When I was a little kid I loved the Montreal Canadiens. No, I mean I REALLY loved the Montreal Canadians. I owned three pairs of Habs pyjamas in a row. I’d wear each one until they became threadbare and then I’d whine until my parents replaced them. I had Habs sweatshirts, t-shirts and even a Ken Dryden lunchbox!
Sadly my devotion didn’t end with apparel and where I kept my peanut butter sandwiches. I was a snot-nosed stalker. It’s taken me a long time to be able to admit that to myself. You see, the Canadiens were playing an exhibition game against the Chicago Blackhawks in Halifax in the early ‘80s and my parents agreed to take me.
Now I wasn’t an overly active kid – or adult, depending on whom you ask – but for some reason I went hog wild when I got to Halifax and realized that my beloved Habs were in town. My cousin and I ran amok in the hotel trying to figure out if the team was staying there. Any man in his 20s or 30s got stared down in an effort to figure out if he might be a Hab or even one of the hated Blackhawks. Not that the teams were rivals, I could just hate another team for showing up to play against my favourites. I was talented like that.
Then it happened, Steve Shutt made the unfortunate decision to walk through the lobby of the hotel. I think I sensed him before I even saw him. But, when I turned and saw the face that had often stared back at me from my TV and O-Pee-Chees, I took off like a shot. I was jumping over suitcases, knocking old ladies onto luggage carts and moving like Oprah on a ham. When I caught up to Steve, I glommed onto his arm and stopped his forward progress. “You’re Steve Shutt!” I yelled. He calmly replied, “I know.” Which at the time baffled me a fair bit, but now I find quite funny.
On the same trip, I tried to follow Rod Langway into the hotel bar. Granted I was tall for my age (maybe 11), but bar staffers weren’t going for it. As my mother searched for my cousin and I – who were busy doing our imitations of The Tasmania Devil on speed – she peaked into an elevator that was just starting to close. Bob Gainey was inside. He smiled at my Mom, pointed left and said, “They went that way.”
Et tu, Bob?
The morning of the game we went to Metro Centre at the time we knew the Habs were practicing. I am not sure how we found out the time. Maybe it was a terrified Steve Shutt who spilled the beans. We waited outside and got autographs from Guy Lapointe, Serge Savard (who whipped out his own pen!) and Larry Robinson. Something I didn’t realize at the time, but Larry’s brother was also there and I got his autograph. His name? Moe. I kid you not. Larry and Moe. Had I been older, the Three Stooges jokes would have been flying.

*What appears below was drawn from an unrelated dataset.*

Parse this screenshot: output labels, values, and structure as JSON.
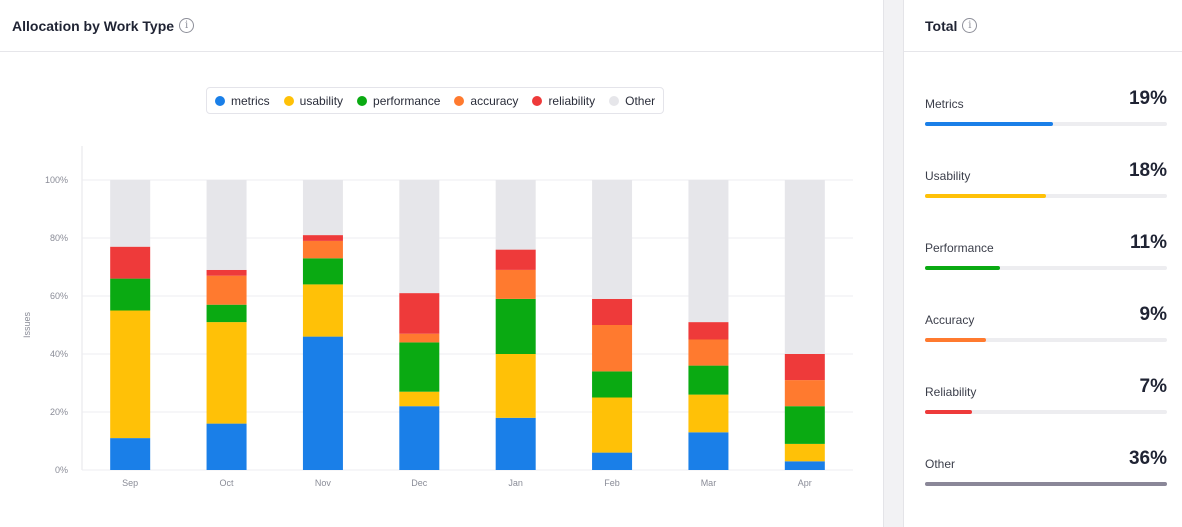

Something else happened that morning. As I was standing by the player’s entrance – and unsuccessfully trying to convince a security guard that I was Guy Lapointe’s illegitimate son – goalie Denis Heron walked by and I asked him for an autograph. He kept walking in through the door, and let it slam in my face. I was shocked. Even a “No.” would have been better than that. I would have been satisfied with a “Bite me!” too. But, to just let that door slam. It was more than twenty years ago and I still get annoyed thinking about him. I booed him for years afterwards. I made a Denis Heron voodoo doll and constantly worked the groin. (Not really, but how funny would that have been?) That was my one bad memory of the trip. Had he taken two minutes, it would have been a perfect childhood memory. Screw you, Heron! Anyone know where I can get a good voodoo doll? Though at his age, Mother Nature is most likely working his prostate for me.
But, there was something else VERY cool that happened on that trip. I met Guy LaFleur. I loved Guy. As much as I loved the Habs, I think I loved “The Flower” more. I was an official member of the “Guy LaFleur Fan Club.” Seriously. I had a big Guy poster on my wall. I cheered loudly every time he scored a goal. And I met him on the street outside the Metro Centre. He was arriving a little later than everyone else and had a mini-entourage with him. (How do you say posse in French?) I meekly asked for an autograph. Guy stopped, smiled and took my little notepad from my shaking hand. He also signed a puck for me. (More on that in a moment.) He asked where we were from and seemed amazed that we had driven three hundred and fifty kilometres just to see them play. It was a great day for me and I still remember it as clearly as can be. Guy made this kid very happy that day.
The next day we made the trek back home. I was showing my little sister my autographs, program from the game, and my puck that Guy had signed. My sister still sucked her thumb at the time. She picked up the puck, looked at it for a moment, and then proceeded to wipe Guy’s autograph off with her saliva covered thumb as I watched in horror. That was about as angry as I’ve ever been.
I really loved hockey back then. My sister? Not so much. But, I’ve forgiven my sister. Mostly. Can hockey win me back?